Space is discretized in n_cells_x and n_cells_y, each cell has a value of \(\Psi\) stored on a matrix. For every cell whose location is not a boundary:
\(\Psi^{t+1}_{i, j} = 2\Psi^{t}_{i, j} - \Psi^{t-1}_{i, j} + \left(\dfrac{v\Delta t}{\Delta x}\right)^2\left(\Psi^{t}_{i, j+1} -2\Psi^{t}_{i, j} + \Psi^{t}_{i, j-1}\right) + \left(\dfrac{v\Delta t}{\Delta y}\right)^2\left(\Psi^{t}_{i+1, j} -2\Psi^{t}_{i, j} + \Psi^{t}_{i-1, j}\right)\)
If the boundary is closed:
\(\Psi^{t+1}_{boundary, j} = \Psi^{t}_{boundary, j}\)
\(\Psi^{t+1}_{i, boundary} = \Psi^{t}_{i, boundary}\)
\(\Psi^{t+1}_{boundary, boundary} = \Psi^{t}_{boundary, boundary}\)
For an open boundary the following relations are applied:
\(\Psi^{t+1}_{i, 0}=\dfrac{v\Delta t}{\Delta x}\left(\Psi^t_{i, 1} - \Psi^t_{i, 0}\right) + \Psi^t_{i, 0}\)

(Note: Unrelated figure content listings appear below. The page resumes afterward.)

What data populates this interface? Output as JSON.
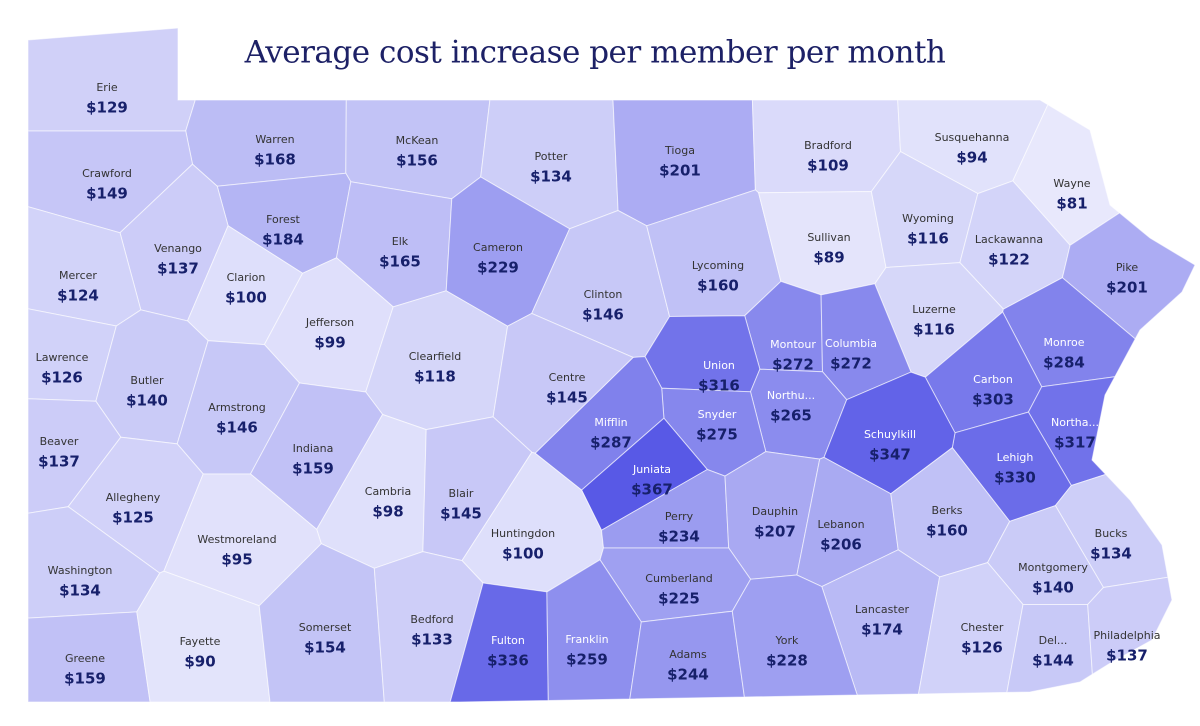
{
  "title": "Average cost increase per member per month",
  "color_scale": [
    "#e8e8fc",
    "#5859e6"
  ],
  "counties": [
    {
      "name": "Erie",
      "value": 129,
      "value_label": "$129"
    },
    {
      "name": "Warren",
      "value": 168,
      "value_label": "$168"
    },
    {
      "name": "McKean",
      "value": 156,
      "value_label": "$156"
    },
    {
      "name": "Potter",
      "value": 134,
      "value_label": "$134"
    },
    {
      "name": "Tioga",
      "value": 201,
      "value_label": "$201"
    },
    {
      "name": "Bradford",
      "value": 109,
      "value_label": "$109"
    },
    {
      "name": "Susquehanna",
      "value": 94,
      "value_label": "$94"
    },
    {
      "name": "Wayne",
      "value": 81,
      "value_label": "$81"
    },
    {
      "name": "Crawford",
      "value": 149,
      "value_label": "$149"
    },
    {
      "name": "Forest",
      "value": 184,
      "value_label": "$184"
    },
    {
      "name": "Elk",
      "value": 165,
      "value_label": "$165"
    },
    {
      "name": "Cameron",
      "value": 229,
      "value_label": "$229"
    },
    {
      "name": "Venango",
      "value": 137,
      "value_label": "$137"
    },
    {
      "name": "Mercer",
      "value": 124,
      "value_label": "$124"
    },
    {
      "name": "Clarion",
      "value": 100,
      "value_label": "$100"
    },
    {
      "name": "Jefferson",
      "value": 99,
      "value_label": "$99"
    },
    {
      "name": "Clearfield",
      "value": 118,
      "value_label": "$118"
    },
    {
      "name": "Clinton",
      "value": 146,
      "value_label": "$146"
    },
    {
      "name": "Lycoming",
      "value": 160,
      "value_label": "$160"
    },
    {
      "name": "Sullivan",
      "value": 89,
      "value_label": "$89"
    },
    {
      "name": "Wyoming",
      "value": 116,
      "value_label": "$116"
    },
    {
      "name": "Lackawanna",
      "value": 122,
      "value_label": "$122"
    },
    {
      "name": "Pike",
      "value": 201,
      "value_label": "$201"
    },
    {
      "name": "Luzerne",
      "value": 116,
      "value_label": "$116"
    },
    {
      "name": "Montour",
      "value": 272,
      "value_label": "$272"
    },
    {
      "name": "Columbia",
      "value": 272,
      "value_label": "$272"
    },
    {
      "name": "Union",
      "value": 316,
      "value_label": "$316"
    },
    {
      "name": "Northu...",
      "value": 265,
      "value_label": "$265"
    },
    {
      "name": "Monroe",
      "value": 284,
      "value_label": "$284"
    },
    {
      "name": "Carbon",
      "value": 303,
      "value_label": "$303"
    },
    {
      "name": "Northa...",
      "value": 317,
      "value_label": "$317"
    },
    {
      "name": "Lehigh",
      "value": 330,
      "value_label": "$330"
    },
    {
      "name": "Schuylkill",
      "value": 347,
      "value_label": "$347"
    },
    {
      "name": "Snyder",
      "value": 275,
      "value_label": "$275"
    },
    {
      "name": "Mifflin",
      "value": 287,
      "value_label": "$287"
    },
    {
      "name": "Juniata",
      "value": 367,
      "value_label": "$367"
    },
    {
      "name": "Centre",
      "value": 145,
      "value_label": "$145"
    },
    {
      "name": "Lawrence",
      "value": 126,
      "value_label": "$126"
    },
    {
      "name": "Butler",
      "value": 140,
      "value_label": "$140"
    },
    {
      "name": "Armstrong",
      "value": 146,
      "value_label": "$146"
    },
    {
      "name": "Indiana",
      "value": 159,
      "value_label": "$159"
    },
    {
      "name": "Beaver",
      "value": 137,
      "value_label": "$137"
    },
    {
      "name": "Allegheny",
      "value": 125,
      "value_label": "$125"
    },
    {
      "name": "Cambria",
      "value": 98,
      "value_label": "$98"
    },
    {
      "name": "Blair",
      "value": 145,
      "value_label": "$145"
    },
    {
      "name": "Huntingdon",
      "value": 100,
      "value_label": "$100"
    },
    {
      "name": "Westmoreland",
      "value": 95,
      "value_label": "$95"
    },
    {
      "name": "Washington",
      "value": 134,
      "value_label": "$134"
    },
    {
      "name": "Perry",
      "value": 234,
      "value_label": "$234"
    },
    {
      "name": "Dauphin",
      "value": 207,
      "value_label": "$207"
    },
    {
      "name": "Lebanon",
      "value": 206,
      "value_label": "$206"
    },
    {
      "name": "Berks",
      "value": 160,
      "value_label": "$160"
    },
    {
      "name": "Bucks",
      "value": 134,
      "value_label": "$134"
    },
    {
      "name": "Montgomery",
      "value": 140,
      "value_label": "$140"
    },
    {
      "name": "Cumberland",
      "value": 225,
      "value_label": "$225"
    },
    {
      "name": "Lancaster",
      "value": 174,
      "value_label": "$174"
    },
    {
      "name": "Chester",
      "value": 126,
      "value_label": "$126"
    },
    {
      "name": "Del...",
      "value": 144,
      "value_label": "$144"
    },
    {
      "name": "Philadelphia",
      "value": 137,
      "value_label": "$137"
    },
    {
      "name": "Greene",
      "value": 159,
      "value_label": "$159"
    },
    {
      "name": "Fayette",
      "value": 90,
      "value_label": "$90"
    },
    {
      "name": "Somerset",
      "value": 154,
      "value_label": "$154"
    },
    {
      "name": "Bedford",
      "value": 133,
      "value_label": "$133"
    },
    {
      "name": "Fulton",
      "value": 336,
      "value_label": "$336"
    },
    {
      "name": "Franklin",
      "value": 259,
      "value_label": "$259"
    },
    {
      "name": "Adams",
      "value": 244,
      "value_label": "$244"
    },
    {
      "name": "York",
      "value": 228,
      "value_label": "$228"
    }
  ]
}
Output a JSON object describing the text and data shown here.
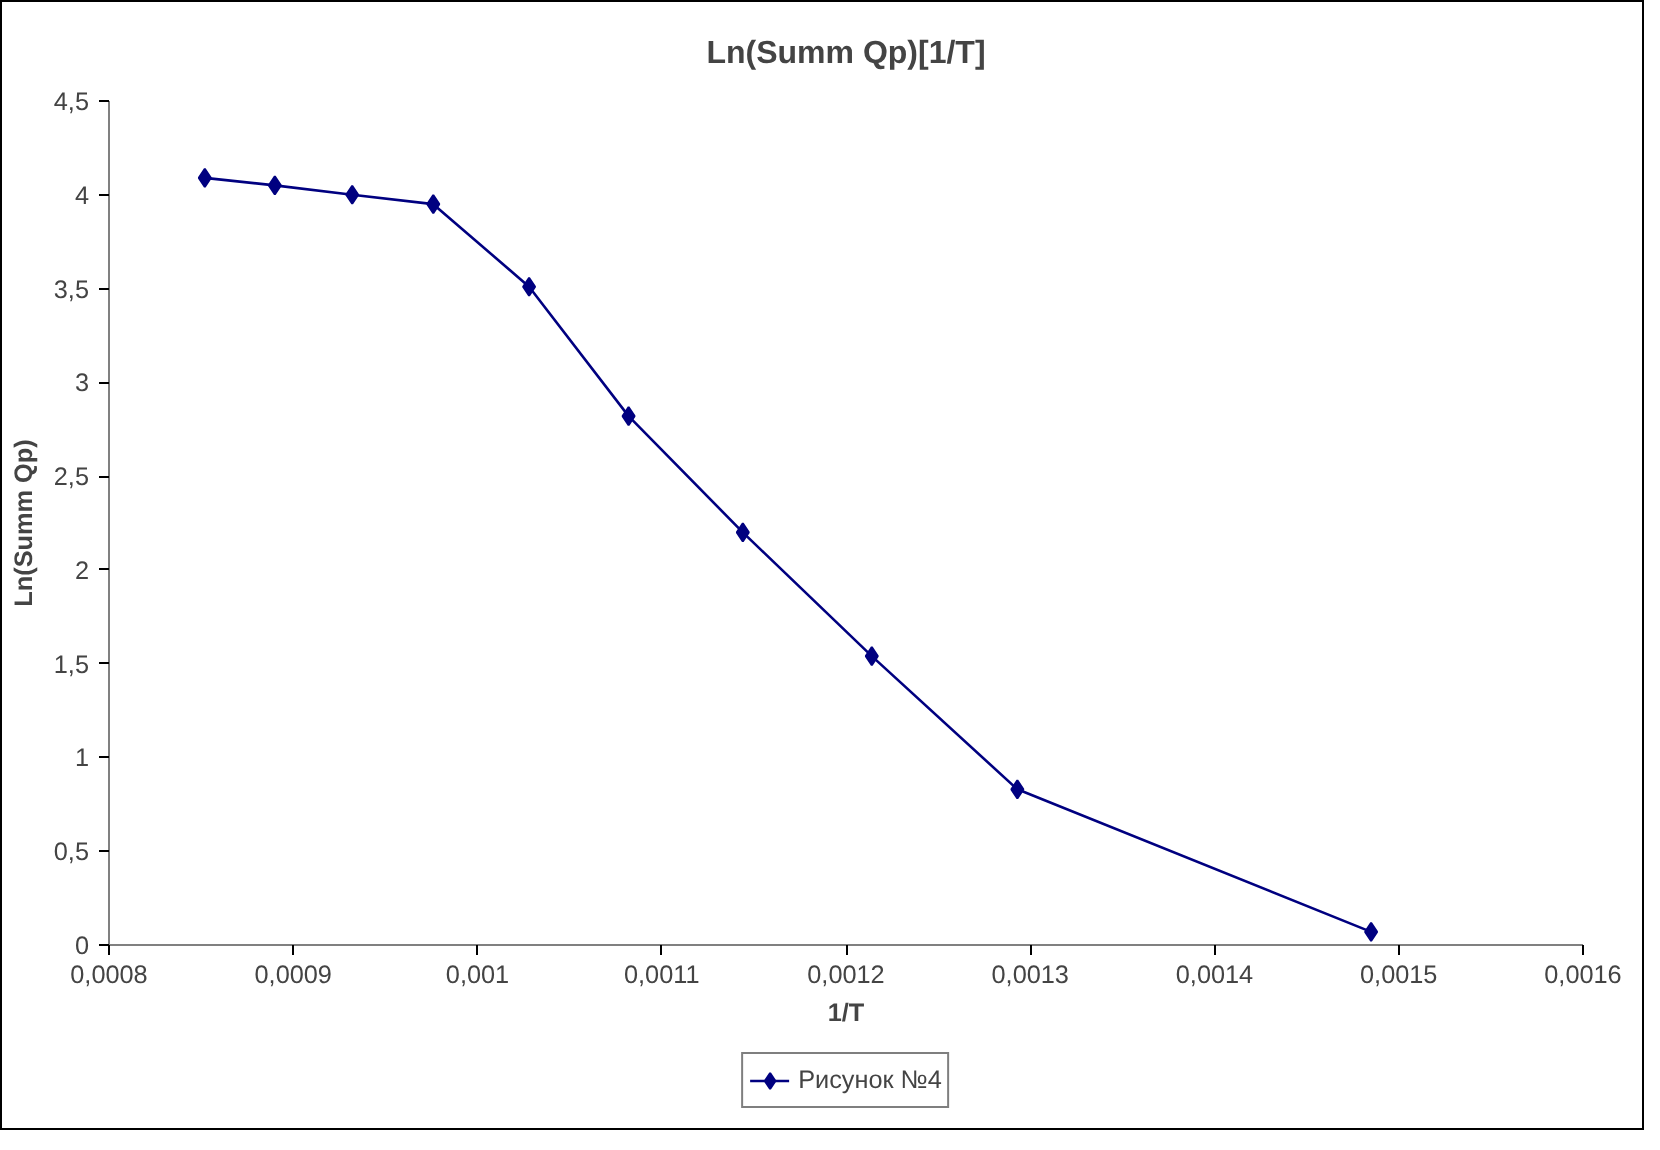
{
  "chart_data": {
    "type": "line",
    "title": "Ln(Summ Qp)[1/T]",
    "xlabel": "1/T",
    "ylabel": "Ln(Summ Qp)",
    "x": [
      0.000852,
      0.00089,
      0.000932,
      0.000976,
      0.001028,
      0.001082,
      0.001144,
      0.001214,
      0.001293,
      0.001485
    ],
    "series": [
      {
        "name": "Рисунок №4",
        "color": "#000080",
        "values": [
          4.09,
          4.05,
          4.0,
          3.95,
          3.51,
          2.82,
          2.2,
          1.54,
          0.83,
          0.07
        ]
      }
    ],
    "xlim": [
      0.0008,
      0.0016
    ],
    "xticks": [
      {
        "value": 0.0008,
        "label": "0,0008"
      },
      {
        "value": 0.0009,
        "label": "0,0009"
      },
      {
        "value": 0.001,
        "label": "0,001"
      },
      {
        "value": 0.0011,
        "label": "0,0011"
      },
      {
        "value": 0.0012,
        "label": "0,0012"
      },
      {
        "value": 0.0013,
        "label": "0,0013"
      },
      {
        "value": 0.0014,
        "label": "0,0014"
      },
      {
        "value": 0.0015,
        "label": "0,0015"
      },
      {
        "value": 0.0016,
        "label": "0,0016"
      }
    ],
    "ylim": [
      0,
      4.5
    ],
    "yticks": [
      0,
      {
        "value": 0.5,
        "label": "0,5"
      },
      1,
      {
        "value": 1.5,
        "label": "1,5"
      },
      2,
      {
        "value": 2.5,
        "label": "2,5"
      },
      3,
      {
        "value": 3.5,
        "label": "3,5"
      },
      4,
      {
        "value": 4.5,
        "label": "4,5"
      }
    ],
    "grid": false,
    "legend": "bottom",
    "marker": "diamond",
    "line_style": "solid"
  }
}
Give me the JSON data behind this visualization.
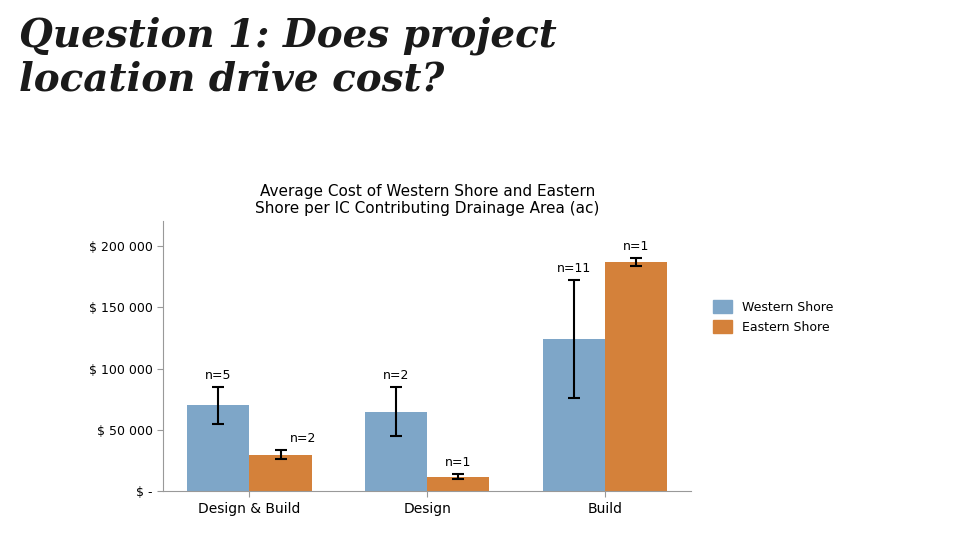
{
  "title_main": "Question 1: Does project\nlocation drive cost?",
  "chart_title": "Average Cost of Western Shore and Eastern\nShore per IC Contributing Drainage Area (ac)",
  "categories": [
    "Design & Build",
    "Design",
    "Build"
  ],
  "western_shore_values": [
    70000,
    65000,
    124000
  ],
  "eastern_shore_values": [
    30000,
    12000,
    187000
  ],
  "western_shore_errors": [
    15000,
    20000,
    48000
  ],
  "eastern_shore_errors": [
    4000,
    2000,
    3000
  ],
  "western_n": [
    "n=5",
    "n=2",
    "n=11"
  ],
  "eastern_n": [
    "n=2",
    "n=1",
    "n=1"
  ],
  "western_color": "#7EA6C8",
  "eastern_color": "#D4813A",
  "ylim": [
    0,
    220000
  ],
  "yticks": [
    0,
    50000,
    100000,
    150000,
    200000
  ],
  "ytick_labels": [
    "$ -",
    "$ 50 000",
    "$ 100 000",
    "$ 150 000",
    "$ 200 000"
  ],
  "legend_labels": [
    "Western Shore",
    "Eastern Shore"
  ],
  "bar_width": 0.35,
  "background_color": "#FFFFFF"
}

\(\Psi^{t+1}_{0, j}=\dfrac{v\Delta t}{\Delta y}\left(\Psi^t_{1, j} - \Psi^t_{0, j}\right) + \Psi^t_{0, j}\)
\(\Psi^{t+1}_{i, \text{n_cells_x}-1}=\dfrac{v\Delta t}{\Delta x}\left(\Psi^t_{i, \text{n_cells_x}-1} - \Psi^t_{i, \text{n_cells_x}-2}\right) + \Psi^t_{i, \text{n_cells_x}-1}\)
\(\Psi^{t+1}_{\text{n_cells_y}-1, j}=\dfrac{v\Delta t}{\Delta y}\left(\Psi^t_{\text{n_cells_y}-1, j} - \Psi^t_{\text{n_cells_y}-2, j}\right) + \Psi^t_{\text{n_cells_y}-1, j}\)
For a gaussian wave with open boundary conditions the result is:
Documentation¶
rippleTank is divided in four scripts: masks.py, sources.py, tank.py, examples.py. They contain the definition of three classes: Mask, Source and rippleTank.
Root class is rippleTank which defines the whole space in which the simulation will take place. Perturbations are included with Source objects and obstacules with Mask objects.